Pushed to the trunk and I'll update the BZ entry momentarily.
jeff
@@ -1265,7 +1265,16 @@ expand_const_vector (rtx target, rtx src)
element. Use element width = 64 and broadcast a vector with
all element equal to 0x0706050403020100. */
rtx ele = builder.get_merged_repeating_sequence ();
- rtx dup = expand_vector_broadcast (builder.new_mode (), ele);
+ rtx dup;
+ if (lra_in_progress)
+ {
+ dup = gen_reg_rtx (builder.new_mode ());
+ rtx ops[] = {dup, ele};
+ emit_vlmax_insn (code_for_pred_broadcast
+ (builder.new_mode ()), UNARY_OP, ops);
+ }
+ else
+ dup = expand_vector_broadcast (builder.new_mode (), ele);
emit_move_insn (result, gen_lowpart (mode, dup));
}
else
@@ -1523,10 +1532,20 @@ expand_const_vector (rtx target, rtx src)
base2 = gen_int_mode (rtx_to_poly_int64 (base2), new_smode);
expand_vec_series (tmp2, base2,
gen_int_mode (step2, new_smode));
- rtx shifted_tmp2 = expand_simple_binop (
- new_mode, ASHIFT, tmp2,
- gen_int_mode (builder.inner_bits_size (), Pmode), NULL_RTX,
- false, OPTAB_DIRECT);
+ rtx shifted_tmp2;
+ rtx shift = gen_int_mode (builder.inner_bits_size (), Xmode);
+ if (lra_in_progress)
+ {
+ shifted_tmp2 = gen_reg_rtx (new_mode);
+ rtx shift_ops[] = {shifted_tmp2, tmp2, shift};
+ emit_vlmax_insn (code_for_pred_scalar
+ (ASHIFT, new_mode), BINARY_OP,
+ shift_ops);
+ }
+ else
+ shifted_tmp2 = expand_simple_binop (new_mode, ASHIFT, tmp2,
+ shift, NULL_RTX, false,
+ OPTAB_DIRECT);
rtx tmp3 = gen_reg_rtx (new_mode);
rtx ior_ops[] = {tmp3, tmp1, shifted_tmp2};
emit_vlmax_insn (code_for_pred (IOR, new_mode), BINARY_OP,
@@ -1539,9 +1558,20 @@ expand_const_vector (rtx target, rtx src)

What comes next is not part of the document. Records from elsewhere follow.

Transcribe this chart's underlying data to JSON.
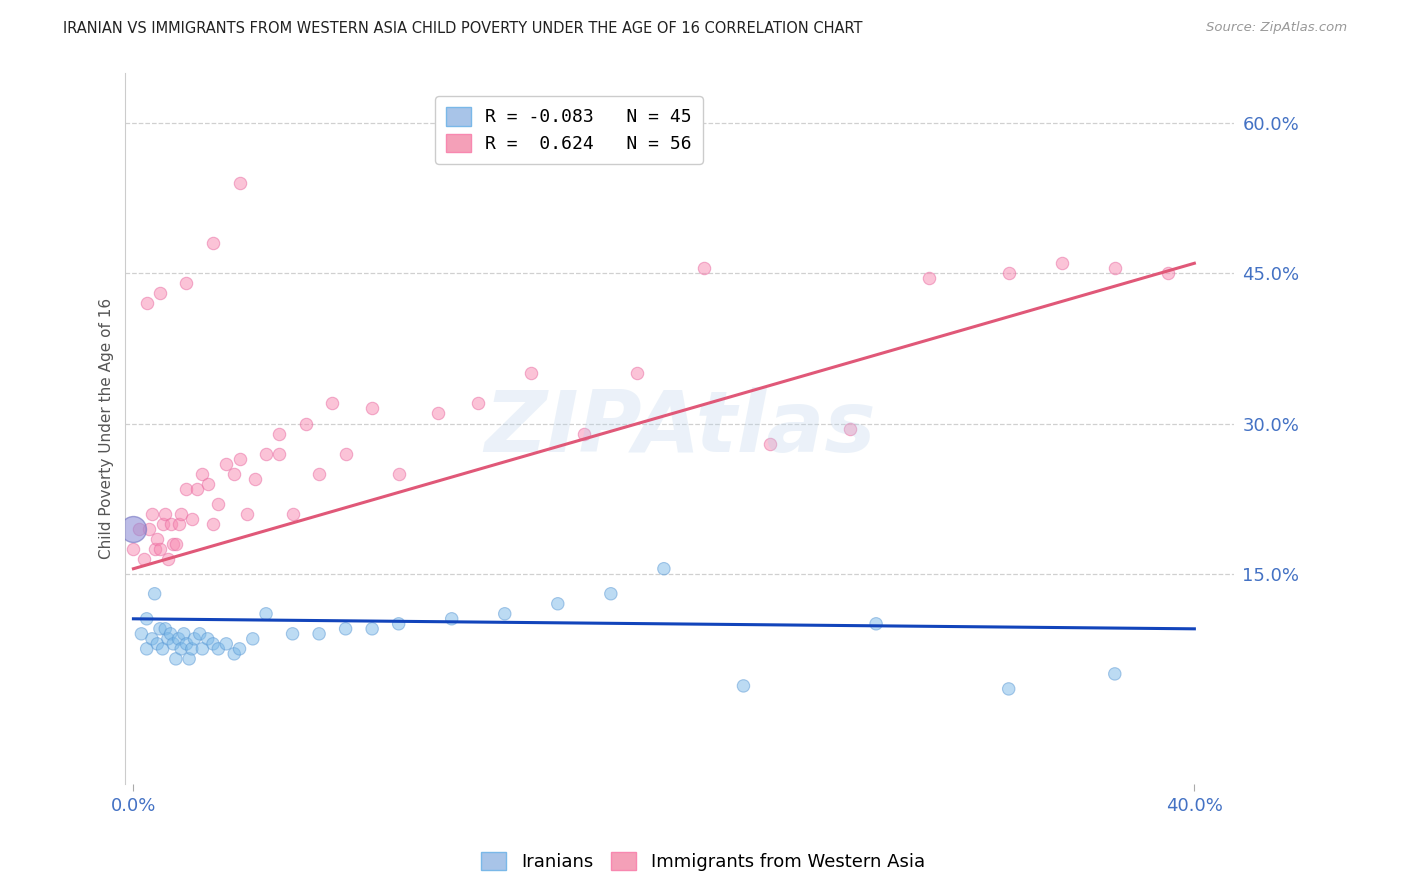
{
  "title": "IRANIAN VS IMMIGRANTS FROM WESTERN ASIA CHILD POVERTY UNDER THE AGE OF 16 CORRELATION CHART",
  "source": "Source: ZipAtlas.com",
  "ylabel": "Child Poverty Under the Age of 16",
  "ytick_values": [
    0.15,
    0.3,
    0.45,
    0.6
  ],
  "ytick_labels": [
    "15.0%",
    "30.0%",
    "45.0%",
    "60.0%"
  ],
  "xtick_values": [
    0.0,
    0.4
  ],
  "xtick_labels": [
    "0.0%",
    "40.0%"
  ],
  "xlim": [
    -0.003,
    0.415
  ],
  "ylim": [
    -0.06,
    0.65
  ],
  "series1_label": "Iranians",
  "series2_label": "Immigrants from Western Asia",
  "series1_color": "#7ab8e8",
  "series2_color": "#f888b0",
  "series1_edge": "#5a98d4",
  "series2_edge": "#e868a0",
  "trendline1_color": "#1244bb",
  "trendline2_color": "#e05878",
  "watermark": "ZIPAtlas",
  "background_color": "#ffffff",
  "title_color": "#222222",
  "ylabel_color": "#555555",
  "tick_color": "#4472c4",
  "grid_color": "#d0d0d0",
  "legend1_label": "R = -0.083   N = 45",
  "legend2_label": "R =  0.624   N = 56",
  "iran_x": [
    0.0,
    0.003,
    0.005,
    0.005,
    0.007,
    0.008,
    0.009,
    0.01,
    0.011,
    0.012,
    0.013,
    0.014,
    0.015,
    0.016,
    0.017,
    0.018,
    0.019,
    0.02,
    0.021,
    0.022,
    0.023,
    0.025,
    0.026,
    0.028,
    0.03,
    0.032,
    0.035,
    0.038,
    0.04,
    0.045,
    0.05,
    0.06,
    0.07,
    0.08,
    0.09,
    0.1,
    0.12,
    0.14,
    0.16,
    0.18,
    0.2,
    0.23,
    0.28,
    0.33,
    0.37
  ],
  "iran_y": [
    0.195,
    0.09,
    0.105,
    0.075,
    0.085,
    0.13,
    0.08,
    0.095,
    0.075,
    0.095,
    0.085,
    0.09,
    0.08,
    0.065,
    0.085,
    0.075,
    0.09,
    0.08,
    0.065,
    0.075,
    0.085,
    0.09,
    0.075,
    0.085,
    0.08,
    0.075,
    0.08,
    0.07,
    0.075,
    0.085,
    0.11,
    0.09,
    0.09,
    0.095,
    0.095,
    0.1,
    0.105,
    0.11,
    0.12,
    0.13,
    0.155,
    0.038,
    0.1,
    0.035,
    0.05
  ],
  "iran_sizes": [
    350,
    80,
    80,
    80,
    80,
    80,
    80,
    80,
    80,
    80,
    80,
    80,
    80,
    80,
    80,
    80,
    80,
    80,
    80,
    80,
    80,
    80,
    80,
    80,
    80,
    80,
    80,
    80,
    80,
    80,
    80,
    80,
    80,
    80,
    80,
    80,
    80,
    80,
    80,
    80,
    80,
    80,
    80,
    80,
    80
  ],
  "west_x": [
    0.0,
    0.002,
    0.004,
    0.006,
    0.007,
    0.008,
    0.009,
    0.01,
    0.011,
    0.012,
    0.013,
    0.014,
    0.015,
    0.016,
    0.017,
    0.018,
    0.02,
    0.022,
    0.024,
    0.026,
    0.028,
    0.03,
    0.032,
    0.035,
    0.038,
    0.04,
    0.043,
    0.046,
    0.05,
    0.055,
    0.06,
    0.065,
    0.07,
    0.08,
    0.09,
    0.1,
    0.115,
    0.13,
    0.15,
    0.17,
    0.19,
    0.215,
    0.24,
    0.27,
    0.3,
    0.33,
    0.35,
    0.37,
    0.39,
    0.005,
    0.01,
    0.02,
    0.03,
    0.04,
    0.055,
    0.075
  ],
  "west_y": [
    0.175,
    0.195,
    0.165,
    0.195,
    0.21,
    0.175,
    0.185,
    0.175,
    0.2,
    0.21,
    0.165,
    0.2,
    0.18,
    0.18,
    0.2,
    0.21,
    0.235,
    0.205,
    0.235,
    0.25,
    0.24,
    0.2,
    0.22,
    0.26,
    0.25,
    0.265,
    0.21,
    0.245,
    0.27,
    0.27,
    0.21,
    0.3,
    0.25,
    0.27,
    0.315,
    0.25,
    0.31,
    0.32,
    0.35,
    0.29,
    0.35,
    0.455,
    0.28,
    0.295,
    0.445,
    0.45,
    0.46,
    0.455,
    0.45,
    0.42,
    0.43,
    0.44,
    0.48,
    0.54,
    0.29,
    0.32
  ],
  "trendline1_x": [
    0.0,
    0.4
  ],
  "trendline1_y": [
    0.105,
    0.095
  ],
  "trendline2_x": [
    0.0,
    0.4
  ],
  "trendline2_y": [
    0.155,
    0.46
  ]
}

rtx vid = gen_reg_rtx (mode);
expand_vec_series (vid, const0_rtx, const1_rtx);
/* Transform into { 0, 0, 1, 1, 2, 2, ... }. */
- rtx shifted_vid
- = expand_simple_binop (mode, LSHIFTRT, vid, const1_rtx,
- NULL_RTX, false, OPTAB_DIRECT);
+ rtx shifted_vid;
+ if (lra_in_progress)
+ {
+ shifted_vid = gen_reg_rtx (mode);
+ rtx shift = gen_int_mode (1, Xmode);
+ rtx shift_ops[] = {shifted_vid, vid, shift};
+ emit_vlmax_insn (code_for_pred_scalar
+ (ASHIFT, mode), BINARY_OP,
+ shift_ops);
+ }
+ else
+ shifted_vid = expand_simple_binop (mode, LSHIFTRT, vid,
+ const1_rtx, NULL_RTX,
+ false, OPTAB_DIRECT);
rtx tmp1 = gen_reg_rtx (mode);
rtx tmp2 = gen_reg_rtx (mode);
expand_vec_series (tmp1, base1,
new file mode 100644
@@ -0,0 +1,13 @@
+/* { dg-do compile } */
+/* { dg-options "-march=rv64gcv_zbb -mabi=lp64d -O3" } */
+
+int *a;
+void b(int *);
+void c(int *g, short h) {
+ int d[8], e[8];
+ for (int f = 0; f < h; f++)
+ d[f] = g[f] << 24 | (g[f] & 4278190080) >> 24;
+ b(d);
+ for (int f = 0; f < h; f++)
+ a[f] = e[f] << 24 | (e[f] & 4278190080) >> 24;
+}